Novak made a wry face. “The director will love this. Someone we don’t know has built a clandestine chemical weapons factory in a friendly nation that has no capability for dealing with it. It’s going to be messy.”

Brinkman laughed. “The operation itself or the bureaucratic wrangle of deciding what to do?”

“Both.” Novak showed a wry grin. “I don’t suppose your organization would—”

“Definitely not. We don’t do covert operations.”

“You handled the rescue for Steve Spinner.”

“Spinner worked that directly with Sledge. We only made a few contacts for them. But back to your problem: you need more than this report to recommend action.”

Novak sighed. “I’ve already requested aerial photo coverage of the area around Chozadolor.”

“Satellite?”

“You know better than to ask that. You haven’t had a clearance for years.”

“Now you’re talking like one of those bureaucrats you hate. After that, I shouldn’t tell you some things I’ve heard recently…maybe related, maybe not.”

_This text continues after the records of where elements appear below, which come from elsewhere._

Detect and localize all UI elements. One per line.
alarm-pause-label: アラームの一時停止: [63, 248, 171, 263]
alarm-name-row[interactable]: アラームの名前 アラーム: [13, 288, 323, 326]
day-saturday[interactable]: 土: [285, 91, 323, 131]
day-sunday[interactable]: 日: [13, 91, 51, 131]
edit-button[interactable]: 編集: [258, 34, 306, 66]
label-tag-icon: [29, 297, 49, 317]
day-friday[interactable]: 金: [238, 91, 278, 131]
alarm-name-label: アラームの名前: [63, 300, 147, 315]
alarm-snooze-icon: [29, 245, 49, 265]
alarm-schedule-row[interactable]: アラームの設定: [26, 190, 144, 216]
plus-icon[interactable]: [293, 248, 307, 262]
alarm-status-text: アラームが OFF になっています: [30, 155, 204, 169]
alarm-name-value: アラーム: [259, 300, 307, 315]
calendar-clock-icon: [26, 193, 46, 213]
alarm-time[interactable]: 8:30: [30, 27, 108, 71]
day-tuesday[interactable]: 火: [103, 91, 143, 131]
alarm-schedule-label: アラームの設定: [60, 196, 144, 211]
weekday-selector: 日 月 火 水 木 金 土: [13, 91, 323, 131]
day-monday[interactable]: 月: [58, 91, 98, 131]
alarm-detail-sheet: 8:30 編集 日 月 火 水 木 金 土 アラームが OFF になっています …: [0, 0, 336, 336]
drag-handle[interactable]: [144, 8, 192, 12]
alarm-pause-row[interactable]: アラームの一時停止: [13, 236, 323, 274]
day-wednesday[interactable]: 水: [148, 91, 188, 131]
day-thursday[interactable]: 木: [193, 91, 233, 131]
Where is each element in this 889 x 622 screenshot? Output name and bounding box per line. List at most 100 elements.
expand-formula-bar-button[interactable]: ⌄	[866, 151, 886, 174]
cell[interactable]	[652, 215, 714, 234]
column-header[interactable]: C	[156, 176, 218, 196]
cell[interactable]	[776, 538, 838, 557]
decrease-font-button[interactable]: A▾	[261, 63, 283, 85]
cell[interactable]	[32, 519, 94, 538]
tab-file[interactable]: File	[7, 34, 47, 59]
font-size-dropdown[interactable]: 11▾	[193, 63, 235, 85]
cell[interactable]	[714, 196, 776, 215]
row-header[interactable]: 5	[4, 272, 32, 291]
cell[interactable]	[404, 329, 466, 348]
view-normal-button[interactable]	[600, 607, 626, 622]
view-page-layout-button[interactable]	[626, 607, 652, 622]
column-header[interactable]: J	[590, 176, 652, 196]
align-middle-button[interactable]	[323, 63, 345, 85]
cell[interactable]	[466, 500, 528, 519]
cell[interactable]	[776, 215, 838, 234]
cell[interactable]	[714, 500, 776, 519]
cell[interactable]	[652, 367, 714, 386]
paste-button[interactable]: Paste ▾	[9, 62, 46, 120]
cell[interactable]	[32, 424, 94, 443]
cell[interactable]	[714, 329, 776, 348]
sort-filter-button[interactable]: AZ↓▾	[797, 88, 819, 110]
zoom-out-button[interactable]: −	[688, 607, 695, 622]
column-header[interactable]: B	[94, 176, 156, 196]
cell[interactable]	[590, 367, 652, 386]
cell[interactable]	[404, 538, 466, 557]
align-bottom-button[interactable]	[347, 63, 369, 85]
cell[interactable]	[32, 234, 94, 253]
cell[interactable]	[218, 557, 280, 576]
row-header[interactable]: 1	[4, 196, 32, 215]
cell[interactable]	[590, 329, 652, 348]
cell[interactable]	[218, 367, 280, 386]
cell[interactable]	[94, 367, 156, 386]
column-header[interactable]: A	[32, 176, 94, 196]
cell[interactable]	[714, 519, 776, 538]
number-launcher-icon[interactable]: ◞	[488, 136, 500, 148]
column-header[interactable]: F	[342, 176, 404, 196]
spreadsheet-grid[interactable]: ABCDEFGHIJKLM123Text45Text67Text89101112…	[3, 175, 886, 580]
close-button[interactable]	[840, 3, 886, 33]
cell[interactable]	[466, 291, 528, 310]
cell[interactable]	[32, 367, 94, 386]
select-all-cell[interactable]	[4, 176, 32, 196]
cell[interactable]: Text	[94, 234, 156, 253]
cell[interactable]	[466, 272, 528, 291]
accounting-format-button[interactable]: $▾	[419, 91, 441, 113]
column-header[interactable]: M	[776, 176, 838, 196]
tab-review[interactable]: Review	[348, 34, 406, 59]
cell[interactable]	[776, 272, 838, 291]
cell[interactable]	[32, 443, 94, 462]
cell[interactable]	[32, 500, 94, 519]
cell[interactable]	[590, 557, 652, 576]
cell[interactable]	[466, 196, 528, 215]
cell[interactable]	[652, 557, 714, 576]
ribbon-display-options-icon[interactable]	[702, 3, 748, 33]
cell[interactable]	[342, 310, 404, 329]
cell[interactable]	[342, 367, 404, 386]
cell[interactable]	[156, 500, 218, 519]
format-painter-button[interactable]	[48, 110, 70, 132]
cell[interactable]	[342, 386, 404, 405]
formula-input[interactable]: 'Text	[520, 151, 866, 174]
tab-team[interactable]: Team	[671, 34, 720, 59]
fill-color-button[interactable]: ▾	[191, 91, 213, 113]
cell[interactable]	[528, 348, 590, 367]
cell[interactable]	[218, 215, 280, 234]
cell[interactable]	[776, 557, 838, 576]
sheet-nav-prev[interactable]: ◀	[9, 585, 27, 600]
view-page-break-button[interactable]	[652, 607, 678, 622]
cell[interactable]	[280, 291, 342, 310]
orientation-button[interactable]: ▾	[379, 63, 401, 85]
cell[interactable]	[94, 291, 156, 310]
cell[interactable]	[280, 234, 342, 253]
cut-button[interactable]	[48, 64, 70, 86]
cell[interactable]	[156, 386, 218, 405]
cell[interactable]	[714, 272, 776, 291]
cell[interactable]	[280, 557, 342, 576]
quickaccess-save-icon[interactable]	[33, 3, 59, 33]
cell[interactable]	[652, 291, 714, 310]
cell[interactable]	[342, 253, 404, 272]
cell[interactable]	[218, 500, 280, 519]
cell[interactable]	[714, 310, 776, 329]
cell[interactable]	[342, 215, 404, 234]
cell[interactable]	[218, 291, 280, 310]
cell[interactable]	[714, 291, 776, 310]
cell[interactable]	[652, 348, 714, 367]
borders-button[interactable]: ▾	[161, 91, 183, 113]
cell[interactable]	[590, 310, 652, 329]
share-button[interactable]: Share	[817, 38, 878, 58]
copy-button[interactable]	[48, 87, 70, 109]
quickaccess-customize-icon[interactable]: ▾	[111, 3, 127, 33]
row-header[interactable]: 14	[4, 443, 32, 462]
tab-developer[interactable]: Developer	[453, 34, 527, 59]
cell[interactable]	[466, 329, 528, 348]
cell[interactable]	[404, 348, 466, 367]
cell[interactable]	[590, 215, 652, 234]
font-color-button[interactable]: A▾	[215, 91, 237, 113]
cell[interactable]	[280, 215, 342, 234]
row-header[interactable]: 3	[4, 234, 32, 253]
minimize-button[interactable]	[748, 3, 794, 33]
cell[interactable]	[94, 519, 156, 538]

“Will you tell me, or do I have to jump through hoops?”

“Only four or five. Look, the factory is the immediate problem, but we have two others beyond it. Diego Contreras isn’t capable of setting up that factory by himself. So we have to find the source of his information and materials. And the money. Someone has to be bankrolling that operation. Then there’s the problem of the weapons already shipped from the factory. Where did they go, and how can we stop them from reaching the wrong hands?”

Novak looked glum. “OK, so we have three problems. Any ideas other than shadowing Staab?”

“Maybe something on the weapons already shipped out. It’s conjectural, but it may connect. One of our Army’s radar operators in Colombia told my people a story about slow-moving aircraft flying north out of central Colombia with no flight plan.”

“That happens all the time. Drug flights.”

“Could be. What caught the radar operator’s attention was that out over the Caribbean—just before they flew off of his scope—the aircraft turned northeast.”

Novak shrugged one shoulder. “So the druggies make deliveries somewhere between Puerto Rico and Grenada.”

“Come off of it, Brian. You know as well as I do, Grenada would be due east. Use the information or not—it’s all the same to me.”

“I’ll talk to our radar people.” He sucked in a breath through his teeth. “If it comes to an operation against that factory, I’d like to get Sledge in on it.”

“He won’t be interested. He’ll be too busy spending the small fortune Steve Spinner paid him.”

“His interest doesn’t matter. I notice he holds a reserve commission in the Army.”

“You found that out, did you?” Brinkman shook his head in mock disappointment. “Shame on you, Brian. Sometimes I think you’re as unscrupulous as I am.”